I have multiple tables. like table1, table2, table3, etc.
What is required:
1. fetch specific row from table1. (for ex: id = 203)
2. fetch all values related to id 203 from table2 (ex: 1,2,3,4,5,6,7....500)
3. again fetch all values of ids from step 2 from table3,table4, etc which have foreign key relation on table2.(millions of rows)
4. Build insert statements for all above 3 steps from result.
5. Insert queries of step.4 in respected tables in archived db with same table names. ie, in short, archiving some part of the data to archive DB.
How I am doing:
For each table, whenever got the rows, created insert statement and storing in specific arrays for each table. Once fetched all values till step 3, creating insert statement and storing in array. Then running loops for each separate arrays and executing these queries archived DB. Once queries executed successfully, deleting all fetched rows from main db, then committing the transaction.
Result:
So far the above approach worked very well with small DB of size around 10-20mb data.
Issue:
For larger number of rows(say more than 5gb), the php is throwing memory exhaust error while fetching rows and hence not working in Production. Even I have increased memory limit till 3gb. I dont want to increase it more.

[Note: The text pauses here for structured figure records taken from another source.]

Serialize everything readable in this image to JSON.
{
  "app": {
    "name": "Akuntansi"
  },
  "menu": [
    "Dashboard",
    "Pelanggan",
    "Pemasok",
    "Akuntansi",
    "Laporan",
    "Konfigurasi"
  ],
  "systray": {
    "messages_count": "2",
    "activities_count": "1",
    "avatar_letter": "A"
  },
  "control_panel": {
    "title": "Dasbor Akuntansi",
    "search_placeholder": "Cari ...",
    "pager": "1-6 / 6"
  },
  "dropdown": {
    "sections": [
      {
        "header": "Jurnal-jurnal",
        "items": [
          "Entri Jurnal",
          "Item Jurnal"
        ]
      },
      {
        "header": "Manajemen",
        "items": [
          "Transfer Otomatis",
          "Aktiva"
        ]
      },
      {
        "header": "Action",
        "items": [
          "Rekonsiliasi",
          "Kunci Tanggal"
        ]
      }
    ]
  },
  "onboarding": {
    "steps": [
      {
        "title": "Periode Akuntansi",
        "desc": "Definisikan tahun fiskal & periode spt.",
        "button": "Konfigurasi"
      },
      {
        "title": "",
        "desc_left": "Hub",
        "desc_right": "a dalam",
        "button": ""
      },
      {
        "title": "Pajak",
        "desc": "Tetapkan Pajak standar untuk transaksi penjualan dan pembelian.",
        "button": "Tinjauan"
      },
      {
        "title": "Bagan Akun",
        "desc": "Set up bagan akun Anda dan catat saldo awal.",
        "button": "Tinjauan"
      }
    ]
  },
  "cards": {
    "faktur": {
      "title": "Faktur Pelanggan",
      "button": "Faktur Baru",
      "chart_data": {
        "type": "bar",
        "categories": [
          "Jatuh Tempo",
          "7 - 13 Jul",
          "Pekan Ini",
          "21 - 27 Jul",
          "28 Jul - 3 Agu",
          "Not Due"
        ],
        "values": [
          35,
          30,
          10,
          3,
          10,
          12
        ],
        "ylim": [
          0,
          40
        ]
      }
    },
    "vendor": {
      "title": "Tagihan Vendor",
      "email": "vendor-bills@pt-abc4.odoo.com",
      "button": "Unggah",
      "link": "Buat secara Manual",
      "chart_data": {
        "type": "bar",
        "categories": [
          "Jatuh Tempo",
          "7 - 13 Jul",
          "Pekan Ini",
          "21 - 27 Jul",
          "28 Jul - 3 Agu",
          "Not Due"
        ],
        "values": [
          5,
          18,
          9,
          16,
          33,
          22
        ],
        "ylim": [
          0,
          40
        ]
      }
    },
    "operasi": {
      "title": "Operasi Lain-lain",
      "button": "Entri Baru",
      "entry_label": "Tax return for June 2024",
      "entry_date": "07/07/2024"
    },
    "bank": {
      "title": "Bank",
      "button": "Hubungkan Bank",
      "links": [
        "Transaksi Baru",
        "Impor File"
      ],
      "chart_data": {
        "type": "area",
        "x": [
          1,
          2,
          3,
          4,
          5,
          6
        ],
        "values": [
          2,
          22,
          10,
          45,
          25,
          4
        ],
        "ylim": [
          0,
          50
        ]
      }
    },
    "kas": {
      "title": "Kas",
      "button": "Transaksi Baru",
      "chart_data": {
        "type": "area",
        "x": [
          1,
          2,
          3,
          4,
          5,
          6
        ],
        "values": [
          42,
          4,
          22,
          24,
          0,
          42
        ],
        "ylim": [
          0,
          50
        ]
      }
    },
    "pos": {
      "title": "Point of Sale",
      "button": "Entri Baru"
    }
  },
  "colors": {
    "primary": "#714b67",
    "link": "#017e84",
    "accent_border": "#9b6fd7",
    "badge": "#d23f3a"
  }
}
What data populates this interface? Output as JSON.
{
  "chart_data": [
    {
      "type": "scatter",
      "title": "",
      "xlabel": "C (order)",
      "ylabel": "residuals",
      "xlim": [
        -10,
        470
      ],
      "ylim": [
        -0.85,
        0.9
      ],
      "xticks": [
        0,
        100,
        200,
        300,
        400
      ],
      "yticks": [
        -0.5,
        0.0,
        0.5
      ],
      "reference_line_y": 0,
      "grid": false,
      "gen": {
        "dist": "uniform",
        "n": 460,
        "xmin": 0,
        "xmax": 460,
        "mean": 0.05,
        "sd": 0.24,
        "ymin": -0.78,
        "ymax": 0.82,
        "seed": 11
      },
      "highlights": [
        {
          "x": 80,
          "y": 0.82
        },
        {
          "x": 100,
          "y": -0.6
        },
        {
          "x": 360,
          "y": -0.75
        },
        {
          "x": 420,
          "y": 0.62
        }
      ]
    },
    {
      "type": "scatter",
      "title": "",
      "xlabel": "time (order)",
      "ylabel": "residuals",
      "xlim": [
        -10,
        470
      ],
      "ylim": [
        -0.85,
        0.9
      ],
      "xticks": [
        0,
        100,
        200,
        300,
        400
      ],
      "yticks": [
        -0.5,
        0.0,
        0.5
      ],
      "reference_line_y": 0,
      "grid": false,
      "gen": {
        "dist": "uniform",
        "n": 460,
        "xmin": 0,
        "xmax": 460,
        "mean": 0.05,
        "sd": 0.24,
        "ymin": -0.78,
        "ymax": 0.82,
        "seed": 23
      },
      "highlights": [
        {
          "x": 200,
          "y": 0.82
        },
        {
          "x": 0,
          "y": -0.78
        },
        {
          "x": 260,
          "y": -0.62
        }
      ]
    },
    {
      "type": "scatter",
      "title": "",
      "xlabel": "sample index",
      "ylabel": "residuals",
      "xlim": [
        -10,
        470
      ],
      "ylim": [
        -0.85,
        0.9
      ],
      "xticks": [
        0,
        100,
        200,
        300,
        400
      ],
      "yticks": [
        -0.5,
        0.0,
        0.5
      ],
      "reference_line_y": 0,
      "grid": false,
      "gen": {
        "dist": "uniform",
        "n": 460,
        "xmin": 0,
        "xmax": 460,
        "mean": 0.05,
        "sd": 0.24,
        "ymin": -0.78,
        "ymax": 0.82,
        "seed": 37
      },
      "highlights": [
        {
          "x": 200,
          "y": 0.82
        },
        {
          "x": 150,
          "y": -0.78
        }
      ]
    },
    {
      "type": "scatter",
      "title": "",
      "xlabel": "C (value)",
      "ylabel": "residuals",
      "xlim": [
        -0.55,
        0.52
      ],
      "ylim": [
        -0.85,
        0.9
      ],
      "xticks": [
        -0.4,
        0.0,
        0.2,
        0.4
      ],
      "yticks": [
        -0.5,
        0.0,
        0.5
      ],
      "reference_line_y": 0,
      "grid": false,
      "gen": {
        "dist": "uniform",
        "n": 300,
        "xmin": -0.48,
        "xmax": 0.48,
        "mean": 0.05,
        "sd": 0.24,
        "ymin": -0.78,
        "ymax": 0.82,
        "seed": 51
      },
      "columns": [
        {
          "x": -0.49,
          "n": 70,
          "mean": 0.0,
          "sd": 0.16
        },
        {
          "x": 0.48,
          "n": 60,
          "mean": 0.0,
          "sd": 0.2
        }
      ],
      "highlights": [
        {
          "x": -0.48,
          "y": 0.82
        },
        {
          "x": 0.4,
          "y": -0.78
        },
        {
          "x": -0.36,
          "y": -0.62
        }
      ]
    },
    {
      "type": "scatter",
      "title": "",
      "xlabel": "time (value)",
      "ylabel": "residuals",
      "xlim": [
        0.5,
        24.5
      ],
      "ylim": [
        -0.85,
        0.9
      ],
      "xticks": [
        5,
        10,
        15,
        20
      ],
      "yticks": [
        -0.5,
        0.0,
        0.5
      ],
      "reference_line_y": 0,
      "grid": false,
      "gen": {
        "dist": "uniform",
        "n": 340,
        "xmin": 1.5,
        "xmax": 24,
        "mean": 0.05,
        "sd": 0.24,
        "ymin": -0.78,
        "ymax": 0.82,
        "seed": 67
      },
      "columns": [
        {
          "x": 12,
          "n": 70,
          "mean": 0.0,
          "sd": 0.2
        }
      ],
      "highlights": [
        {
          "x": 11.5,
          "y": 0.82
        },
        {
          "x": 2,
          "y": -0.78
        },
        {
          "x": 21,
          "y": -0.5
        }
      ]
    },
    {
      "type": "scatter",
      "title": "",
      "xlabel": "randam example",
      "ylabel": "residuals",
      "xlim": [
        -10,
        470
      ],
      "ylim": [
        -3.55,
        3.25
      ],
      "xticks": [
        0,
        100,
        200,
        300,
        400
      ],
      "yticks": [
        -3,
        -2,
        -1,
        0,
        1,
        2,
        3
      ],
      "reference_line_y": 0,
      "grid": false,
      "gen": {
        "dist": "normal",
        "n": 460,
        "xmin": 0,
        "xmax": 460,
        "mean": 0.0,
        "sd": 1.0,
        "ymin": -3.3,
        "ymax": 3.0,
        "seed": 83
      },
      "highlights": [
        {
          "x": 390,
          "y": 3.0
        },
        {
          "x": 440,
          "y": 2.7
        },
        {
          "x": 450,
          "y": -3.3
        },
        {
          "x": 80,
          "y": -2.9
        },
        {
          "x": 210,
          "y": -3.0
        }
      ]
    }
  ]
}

Alternate solution what I am thinking is, instead of using arrays to store queries, store these queries in files, and then internally use infile command to execute queries to archive DB.
Please suggest how to achieve above issue? once moved to archive DB, there are requirements to move back to main DB with similar functionality.

There are two keys to handling large result sets.
The first is to stream the result set row by row. Unless you specify this explicitly, the php APIs for MySQL immediately attempt to read the entire result set from the MySQL server into client memory, then navigate through that row by row. If your result set has tens or hundreds of thousands of rows, this can make php run out of memory.
If you're using the mysql_ interface, use mysql_unbuffered_query(). You should not be using that interface, though. It's deprecated because, well, it sucks.
If you're using the mysqli_ interface, call mysqli_real_query() instead of mysqli_query(). Then call mysqli_use_result() to initiate retrieval of the result set. You can then fetch each row with with one of the fetch() variants. Don't forget to use mysqli_free_result() to close the result set when you have fetched all its rows. mysqli_ has object-oriented methods; you can use those as well.
PDO has a similar way of streaming result sets from server to client.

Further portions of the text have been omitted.